A part of it might be me having the DPI set kinda high so even small movements of the wrist can move it a lot so it taking slightly longer to react to me stopping moving my wrist at 60hz makes a difference when I'm used to it being at 144hz.

It's been a while since I've looked into it but I think you need much higher than 240hz to have truly perfect clarity to the extent that there's a push for 1000hz monitors which considering that 500hz ones have been a thing since 2023 ones with 1000hz might just be a couple years or so away at this point. In fact I just looked that up and it seems 2027 is a likely year for it. They'll just be 1080p at first though so still some more years than that till truly perfect monitors refresh rate and resolution wise are available.

I guess it depends on the speed at which things travel on a screen. For perfect clarity you need to be able to follow objects with your eyes without them 'jumping' over the screen.

The higher the resolution, the more steps you need to stop moving objects skipping pixels.

Since we know the max resolution of the human eye is about 90 pixels per degree you can also say objects need to make 90 'steps' per degree to appear as perfectly smooth movement. For 1080p, 1920x1080, watching it from a distance that the monitor covers 21 degrees of your fov gives you perfect resolution on that 1080p monitor.

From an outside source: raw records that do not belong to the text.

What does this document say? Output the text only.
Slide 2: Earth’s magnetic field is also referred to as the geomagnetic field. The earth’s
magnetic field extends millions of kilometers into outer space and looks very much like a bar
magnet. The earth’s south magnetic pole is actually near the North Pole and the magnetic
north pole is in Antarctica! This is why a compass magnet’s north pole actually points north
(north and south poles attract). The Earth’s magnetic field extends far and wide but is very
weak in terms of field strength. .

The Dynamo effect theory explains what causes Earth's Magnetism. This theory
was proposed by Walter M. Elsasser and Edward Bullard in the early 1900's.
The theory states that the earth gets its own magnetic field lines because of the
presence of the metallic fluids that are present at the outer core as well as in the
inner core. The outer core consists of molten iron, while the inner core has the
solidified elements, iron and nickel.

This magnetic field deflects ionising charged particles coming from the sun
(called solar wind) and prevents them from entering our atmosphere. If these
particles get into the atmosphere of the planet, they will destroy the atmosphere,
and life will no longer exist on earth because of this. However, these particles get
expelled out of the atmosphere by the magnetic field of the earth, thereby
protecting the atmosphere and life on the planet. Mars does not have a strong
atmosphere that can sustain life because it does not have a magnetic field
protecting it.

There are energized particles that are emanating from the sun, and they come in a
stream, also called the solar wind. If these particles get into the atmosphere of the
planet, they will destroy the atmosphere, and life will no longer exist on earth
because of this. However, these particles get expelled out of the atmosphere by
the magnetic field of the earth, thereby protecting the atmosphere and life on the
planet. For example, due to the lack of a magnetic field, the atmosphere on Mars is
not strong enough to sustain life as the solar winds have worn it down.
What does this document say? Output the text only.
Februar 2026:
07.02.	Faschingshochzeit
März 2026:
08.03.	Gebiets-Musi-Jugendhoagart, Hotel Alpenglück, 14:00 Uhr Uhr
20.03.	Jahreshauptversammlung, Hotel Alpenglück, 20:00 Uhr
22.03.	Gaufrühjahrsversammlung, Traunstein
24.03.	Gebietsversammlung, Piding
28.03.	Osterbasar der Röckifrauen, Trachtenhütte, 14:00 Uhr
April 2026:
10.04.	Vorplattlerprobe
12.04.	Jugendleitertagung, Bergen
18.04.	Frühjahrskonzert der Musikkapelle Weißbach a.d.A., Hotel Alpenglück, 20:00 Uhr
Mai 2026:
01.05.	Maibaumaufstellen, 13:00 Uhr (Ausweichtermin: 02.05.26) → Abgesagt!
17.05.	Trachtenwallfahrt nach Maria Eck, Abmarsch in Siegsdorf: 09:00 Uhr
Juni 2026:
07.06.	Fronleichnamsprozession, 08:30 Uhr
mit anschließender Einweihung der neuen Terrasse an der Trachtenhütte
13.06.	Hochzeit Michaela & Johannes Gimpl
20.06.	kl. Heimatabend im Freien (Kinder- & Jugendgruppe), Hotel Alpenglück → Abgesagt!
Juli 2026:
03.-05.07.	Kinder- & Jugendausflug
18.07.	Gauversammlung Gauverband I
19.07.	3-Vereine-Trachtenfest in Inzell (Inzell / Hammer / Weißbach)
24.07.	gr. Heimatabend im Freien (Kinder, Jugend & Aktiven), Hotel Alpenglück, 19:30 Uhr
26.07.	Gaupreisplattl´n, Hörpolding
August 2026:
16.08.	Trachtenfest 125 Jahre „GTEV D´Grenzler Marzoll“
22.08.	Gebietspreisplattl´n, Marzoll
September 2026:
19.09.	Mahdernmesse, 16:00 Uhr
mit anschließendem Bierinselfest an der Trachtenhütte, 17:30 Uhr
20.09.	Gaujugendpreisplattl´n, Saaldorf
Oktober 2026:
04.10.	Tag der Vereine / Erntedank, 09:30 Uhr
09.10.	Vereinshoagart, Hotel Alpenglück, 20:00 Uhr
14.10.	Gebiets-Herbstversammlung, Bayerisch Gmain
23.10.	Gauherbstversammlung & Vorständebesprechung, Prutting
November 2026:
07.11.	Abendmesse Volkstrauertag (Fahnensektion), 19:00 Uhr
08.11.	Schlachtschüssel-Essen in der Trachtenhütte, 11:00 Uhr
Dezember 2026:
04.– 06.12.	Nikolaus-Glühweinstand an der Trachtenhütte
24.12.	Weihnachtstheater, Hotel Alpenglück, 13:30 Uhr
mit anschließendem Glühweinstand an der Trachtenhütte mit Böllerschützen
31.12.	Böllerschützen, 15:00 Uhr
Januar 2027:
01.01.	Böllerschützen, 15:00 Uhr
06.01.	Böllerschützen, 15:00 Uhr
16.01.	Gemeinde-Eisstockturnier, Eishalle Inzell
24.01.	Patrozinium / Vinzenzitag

An object that crosses the screen left to right needs to make 1920 steps. At 1000 fps, the max speed at which the pointer can move for perfect clarity is 1.92 seconds to traverse the screen. If I move my pointer left to right on my 1080p 144hz screen, 2 seconds to cross the screen is indeed not a stable pointer, at 1000hz it should be. At 144hz max pointer speed is close to 14 seconds to cross the screen.

2 seconds to cross the screen sounds like a lot but there's also a cut off for how fast you can follow moving objects.

From Google
"Smooth pursuit movements: These smooth, continuous movements are slower than saccades, moving at up to 100 degrees per second. They require constant feedback to track a moving object."

My example does 10.5 degrees per second... 10,000 fps should cover perfect pursuit movement at highest perceptual human vision. There's a limit at least.